Besides his sharp, often sarcastic tongue, among Dole's best-known attributes were his pragmatism and self-deprecating wit—representing the sense of compromise of a bygone era.
While calling him a "giant of our time and of all time," Biden said Dole was worried at the end of his life about American democracy being threatened by bitter political battles and had noted that infighting from both parties "grows more unacceptable day by day."
Still, Democrats and Republicans coming together to praise Dole's ability to put country and public service over ideology was the overriding theme.
Biden offered vivid, visceral details during his eulogy, speaking about Dole being born a child of the Dust Bowl, volunteering as a young man for military service and how he came back to "painful" years recovering from his wounds.
"God, what courage Bob Dole had," the president said.
Dole's daughter, Robin, read a letter her father wrote to his staff in which he said "I believe in the future of the United States of America."
"Bob Dole understood that it was just not enough recognition that this Greatest Generation deserved," Roberts said. "It was reflection and renewal, and it was for the Greatest Generation to inspire the next generation."
Dole was a longtime advocate for the Honor Flight Network, which arranges for veterans to travel to Washington to see memorials dedicated to their service.
Former Democratic Senate Majority Leader Tom Daschle said Dole once told him he thought about being buried at the World War II memorial.
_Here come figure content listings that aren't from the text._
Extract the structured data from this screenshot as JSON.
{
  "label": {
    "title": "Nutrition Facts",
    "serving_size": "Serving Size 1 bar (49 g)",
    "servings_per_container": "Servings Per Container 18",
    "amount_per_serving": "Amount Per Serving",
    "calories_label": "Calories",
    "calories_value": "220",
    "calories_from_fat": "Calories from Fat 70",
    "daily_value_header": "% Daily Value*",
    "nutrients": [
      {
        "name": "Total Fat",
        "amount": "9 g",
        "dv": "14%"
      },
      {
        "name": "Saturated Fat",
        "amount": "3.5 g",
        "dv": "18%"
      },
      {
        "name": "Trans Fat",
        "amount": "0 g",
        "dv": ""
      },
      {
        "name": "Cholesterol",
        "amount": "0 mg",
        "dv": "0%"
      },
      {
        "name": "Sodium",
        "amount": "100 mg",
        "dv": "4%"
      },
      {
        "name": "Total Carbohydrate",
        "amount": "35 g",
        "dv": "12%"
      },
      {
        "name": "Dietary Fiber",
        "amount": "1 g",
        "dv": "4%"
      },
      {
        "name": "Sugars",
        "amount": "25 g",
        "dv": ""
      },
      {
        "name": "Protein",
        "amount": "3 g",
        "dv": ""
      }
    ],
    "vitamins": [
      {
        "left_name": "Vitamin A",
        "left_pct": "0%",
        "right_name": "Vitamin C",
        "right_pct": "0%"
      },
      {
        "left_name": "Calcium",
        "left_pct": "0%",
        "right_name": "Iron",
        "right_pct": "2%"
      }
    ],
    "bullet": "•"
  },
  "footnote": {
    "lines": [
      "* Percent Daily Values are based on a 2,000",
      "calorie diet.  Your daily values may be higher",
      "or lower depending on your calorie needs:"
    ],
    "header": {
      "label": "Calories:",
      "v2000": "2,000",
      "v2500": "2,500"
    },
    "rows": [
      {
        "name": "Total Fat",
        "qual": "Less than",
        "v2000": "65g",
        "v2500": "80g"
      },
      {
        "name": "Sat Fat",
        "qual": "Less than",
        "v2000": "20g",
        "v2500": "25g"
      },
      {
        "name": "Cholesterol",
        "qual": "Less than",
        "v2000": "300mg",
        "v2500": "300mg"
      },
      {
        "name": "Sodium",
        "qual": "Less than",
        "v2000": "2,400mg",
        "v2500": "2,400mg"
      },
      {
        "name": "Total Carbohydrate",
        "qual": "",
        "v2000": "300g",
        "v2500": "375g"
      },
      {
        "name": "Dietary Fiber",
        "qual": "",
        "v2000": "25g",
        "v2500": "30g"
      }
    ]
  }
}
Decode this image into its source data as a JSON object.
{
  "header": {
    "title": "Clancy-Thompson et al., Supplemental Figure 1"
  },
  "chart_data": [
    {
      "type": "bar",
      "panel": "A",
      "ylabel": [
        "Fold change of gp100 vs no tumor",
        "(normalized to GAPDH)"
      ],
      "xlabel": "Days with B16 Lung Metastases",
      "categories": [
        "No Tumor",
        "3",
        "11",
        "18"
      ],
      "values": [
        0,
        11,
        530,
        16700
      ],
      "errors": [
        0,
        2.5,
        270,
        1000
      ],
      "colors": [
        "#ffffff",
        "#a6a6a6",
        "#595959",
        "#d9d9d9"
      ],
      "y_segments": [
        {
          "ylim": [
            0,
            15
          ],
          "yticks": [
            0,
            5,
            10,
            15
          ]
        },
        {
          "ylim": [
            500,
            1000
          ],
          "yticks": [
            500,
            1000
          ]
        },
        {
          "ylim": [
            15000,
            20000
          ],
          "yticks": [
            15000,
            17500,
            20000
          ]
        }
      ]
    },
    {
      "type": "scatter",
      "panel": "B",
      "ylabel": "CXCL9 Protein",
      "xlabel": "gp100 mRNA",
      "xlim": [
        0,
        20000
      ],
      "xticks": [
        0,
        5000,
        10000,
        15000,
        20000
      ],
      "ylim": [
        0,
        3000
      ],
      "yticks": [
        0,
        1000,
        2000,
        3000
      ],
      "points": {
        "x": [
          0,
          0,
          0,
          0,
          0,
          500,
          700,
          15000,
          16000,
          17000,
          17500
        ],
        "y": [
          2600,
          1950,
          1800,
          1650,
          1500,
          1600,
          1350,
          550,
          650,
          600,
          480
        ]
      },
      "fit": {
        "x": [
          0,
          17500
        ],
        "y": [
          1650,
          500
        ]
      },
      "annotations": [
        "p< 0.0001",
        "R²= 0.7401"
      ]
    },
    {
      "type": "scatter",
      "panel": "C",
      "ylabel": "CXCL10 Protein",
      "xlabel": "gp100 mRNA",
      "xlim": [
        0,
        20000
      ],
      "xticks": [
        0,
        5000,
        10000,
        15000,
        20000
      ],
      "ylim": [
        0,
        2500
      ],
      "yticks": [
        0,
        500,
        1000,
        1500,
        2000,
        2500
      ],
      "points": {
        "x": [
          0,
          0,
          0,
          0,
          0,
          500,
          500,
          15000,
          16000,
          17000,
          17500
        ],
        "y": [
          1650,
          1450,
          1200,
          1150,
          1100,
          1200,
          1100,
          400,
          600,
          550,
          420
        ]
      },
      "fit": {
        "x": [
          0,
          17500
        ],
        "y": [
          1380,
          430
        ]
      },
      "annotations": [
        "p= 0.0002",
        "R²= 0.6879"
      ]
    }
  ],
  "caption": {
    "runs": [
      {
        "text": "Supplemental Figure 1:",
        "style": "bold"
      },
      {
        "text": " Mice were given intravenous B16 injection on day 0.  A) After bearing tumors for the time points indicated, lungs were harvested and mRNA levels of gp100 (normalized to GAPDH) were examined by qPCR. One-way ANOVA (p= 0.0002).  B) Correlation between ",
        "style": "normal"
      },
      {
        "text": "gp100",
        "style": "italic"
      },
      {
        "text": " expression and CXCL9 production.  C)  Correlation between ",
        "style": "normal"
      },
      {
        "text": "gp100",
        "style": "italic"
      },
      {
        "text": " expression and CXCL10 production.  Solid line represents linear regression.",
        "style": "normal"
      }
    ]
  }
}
Daschle also said Dole's sense of duty extended beyond veterans, including when he left the presidential campaign trail to attend the 1996 graduation party of a girl paralyzed in a car crash.
Addressing the crowd at the memorial, actor Tom Hanks asked, "How many structures in this city exist but for the efforts of one man?"
"It was Bob Dole who willed this memorial into place," said Hanks, who starred in the World War II drama "Saving Private Ryan."
Dole suffered paralyzing, near-fatal wounds during World War II. Gen. Mark Milley, chairman of the Joint Chiefs of Staff, recalled how, after Dole was hit amid fighting in the Italian mountains in 1945, he was dragged behind a wall by a fellow soldier and "lay there, facing up in the dirt. Not knowing if he would live or die. Unable to move as the battle raged around him. And he lay there for 10 consecutive hours before medics were able to reach him."
"He served the army. He served the state of Kansas. He served his political party. But, above all, he served his country and he served his fellow Americans," Milley said. "Bob Dole always, always put his country first."
The service ended with Milley escorting Dole's wife, former North Carolina Senator Elizabeth Dole, as she and Robin touched a wreath in his honor, then bowed their heads in prayer as taps was played.
Dole served as a Kansas state legislator before running for Congress in 1960, joining the House for eight years then going on to win the Senate seat.
Dole was early in his career seen as a GOP "hatchet man." He was a mentee of Richard Nixon and chairman of the Republican National Committee during the Watergate era. During his Senate career, though, Dole grew to see the value of reaching across the aisle and secured his more lasting achievements.
Those included the Americans with Disabilities Act that to this day ensures a level of accessibility as a civil right. Dole also fought to protect Social Security benefits for elderly Americans and supported civil rights—even if such actions weren't always politically popular with everyone.
"Over the opposition of many in his party and some in mine, he managed a bill to create a federal holiday in the name of Martin Luther King, Jr.," Biden said. "Bob Dole did that."
The Associated Press contributed to this report.